Ma anche in questo caso c’è un aspetto da non sottovalutare. È normale che un gruppo durante la sua carriera raggiunga anche una maturità, ed i Green Day non sono certo esenti da questo passaggio. Ciò significa che un gruppo, col passare degli anni, tende a “ripulire” le sonorità che propone nelle proprie produzioni, talvolta discostandosi parzialmente anche dal suo genere preponderante. Infatti più un artista rimarrà “fedele alla linea” più sarà più facilmente apprezzato.
Ritengo che all’interno di questo album si assista, in maniera anche massiccia se vogliamo, a questo tipo di ripulitura, senza però snaturare del tutto lo stile che contraddistingue il gruppo. La title track “Father of All” e “Fire, Ready, Aim” sono sicuramente le trace più radiofoniche, adrenaliniche e punk dell’album e saranno sicuramente tra le prime suonate nei prossimi concerti (che toccheranno anche l’Italia il 10 giugno all’Ippodromo SNAI a Milano e l’11 giugno alla Visarno Arena di Firenze).
Certo ci sono tracce che effettivamente hanno poco a che vedere con lo stile Green Day tipo “Junkies on a High”, ma altre come “I Was a Teenage Teenager” oppure “Stab You in the Heart” hanno secondo me un’ottima impostazione e reinventano (soprattutto la seconda) vecchie sonorità in chiave assolutamente moderna.

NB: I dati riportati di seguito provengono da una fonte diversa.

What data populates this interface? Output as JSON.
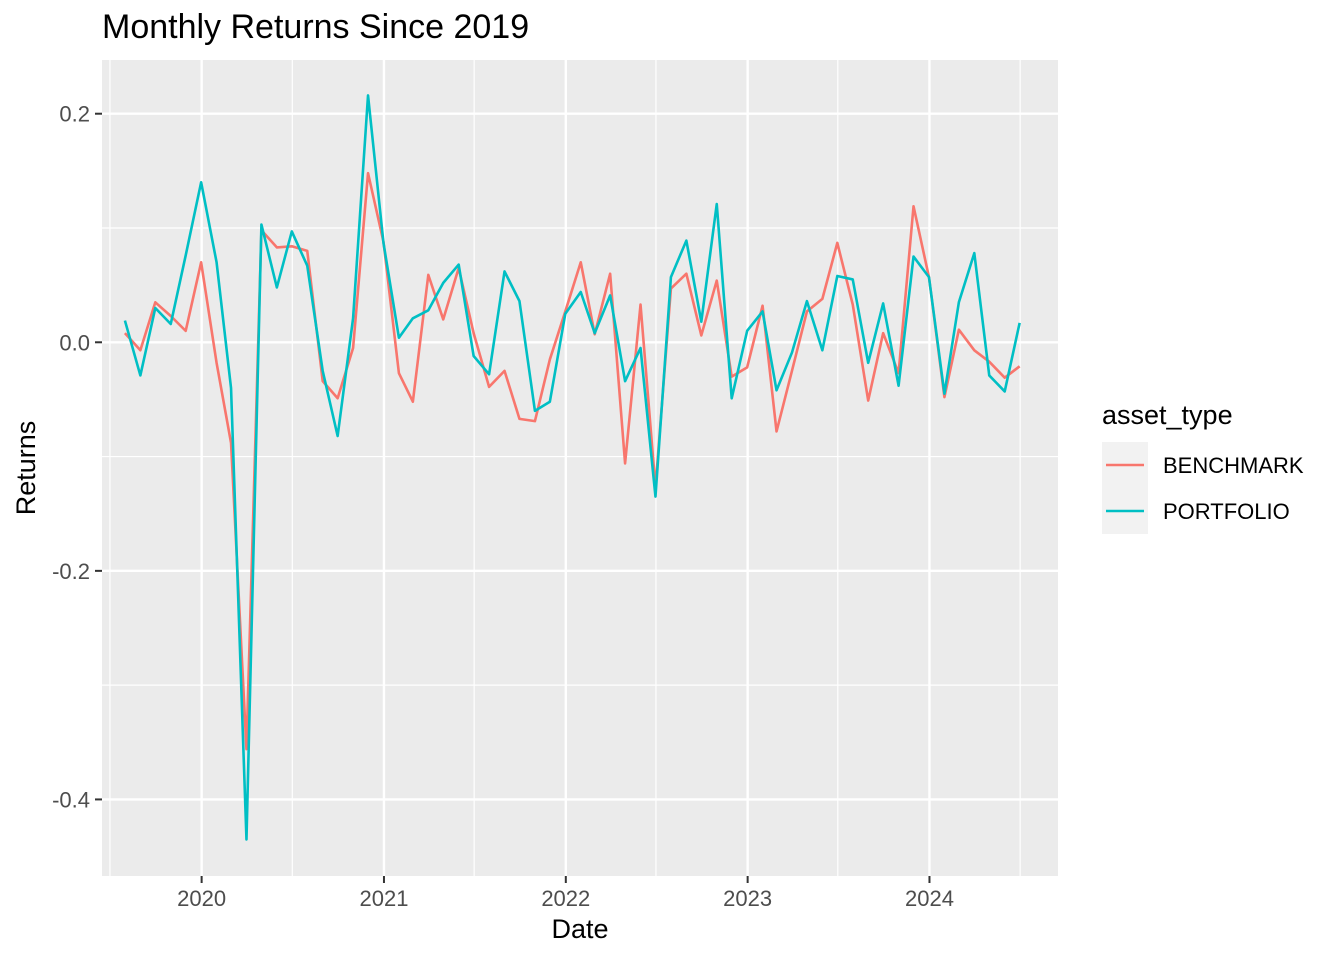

Piuttosto apprezzabili anche le canzoni conclusive “Take the Money and Crowl” e “Graffitia”, ben concepite e probabilmente le tecnicamente più complete dell’intera produzione. Chi si aspettava un ritorno alle origini forse rimarrà un po’ deluso ma l’album non è affatto di scadente fattura, sia sotto il profilo tecnico che stilistico; il “viaggio” di un gruppo passa anche da produzioni come questa che secondo me si colloca tranquillamente alla Top 3 delle produzioni del nuovo millennio dei Green Day dietro solo ai colossi “American Idiot” e il concept album “21st Century Breackdown”, oggettivamente di un altro livello.
Mi auguro che “Father of All Motherfuckers” possa essere l’inizio per un nuovo ciclo e che porti il loro sound ad un nuovo livello di progettazione e produzione. Sostanzialmente ad un nuovo Punk.